MARMET, W.Va. -- On Monday morning, hundreds of people began a weeklong, 50-mile trek to protest mountaintop removal mining and defend labor rights.
Nearly 250 marchers and supporters of the Appalachia Rising March on Blair Mountain gathered at the Marmet Baseball Field for a rally on Monday morning. An hour later, shortly after 10 a.m., they headed toward Blair, a town near the Boone-Logan county border, where their march will end on Friday.
As the marchers began, several people driving through Marmet honked their horns in support of the marchers. Two small groups of counter-demonstrators held up signs including "Friends of Coal" and "I Love Coal."
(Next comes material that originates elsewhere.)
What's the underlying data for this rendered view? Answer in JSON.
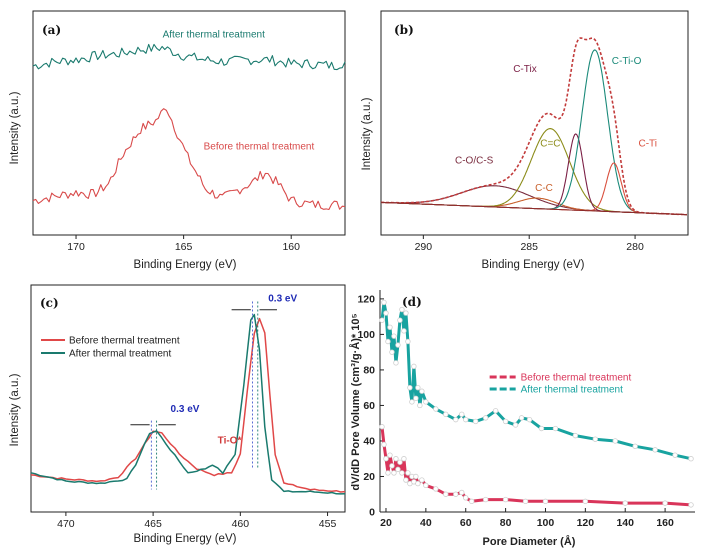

The marchers plan to walk the same route more than 10,000 coal miners took between Aug. 24 and Sept. 4, 1921, marching to Logan County to organize non-union miners.
The 1921 March on Blair Mountain was the biggest armed conflict in American labor history. After several days of battles, federal troops arrived and ended the conflict.
"We need to preserve Blair Mountain. It represents the movement that laid the foundation for our middle class, said Joe Stanley, a retired miner from Matewan in Mingo County. "We are marching in memory of those miners."
Arch Coal and Alpha Natural Resources, which bought Massey Energy last week, now own much of Blair Mountain. Some anti-mining activists have tried to get the mountain put on the National Register of Historic Places to preserve it.
Representatives from the coal companies have not commented on this week's march.
Larry Gibson, a longtime local activist against mountaintop removal mining, said, "This is not about coal. It is about saving Blair Mountain."
Chuck Keeney, great-grandson of Frank Keeney -- president of the United Mine Workers District 17 during the 1921 March on Blair Mountain -- spoke at the ballpark rally.
"We wish to honor a history some would like to see destroyed," Keeney said.
"If you stand for more jobs instead of fewer jobs, you stand for Blair Mountain. If you stand for preserving our cultural heritage instead of destroying it, you stand for Blair Mountain."
Blair Mountain's coal reserves, Kenney said, can all be mined in underground operations, which would also create twice as many jobs.
Sara Lynch-Thomason, who grew up in Nashville, Tenn. and lives in Asheville, N.C. today, said, "My family is very good about keeping its own history. I am a Hatfield. Blair Mountain is an opportunity to honor people who fought before.
"We are marching not only for the workers and their families, but also for the land they live on," she said.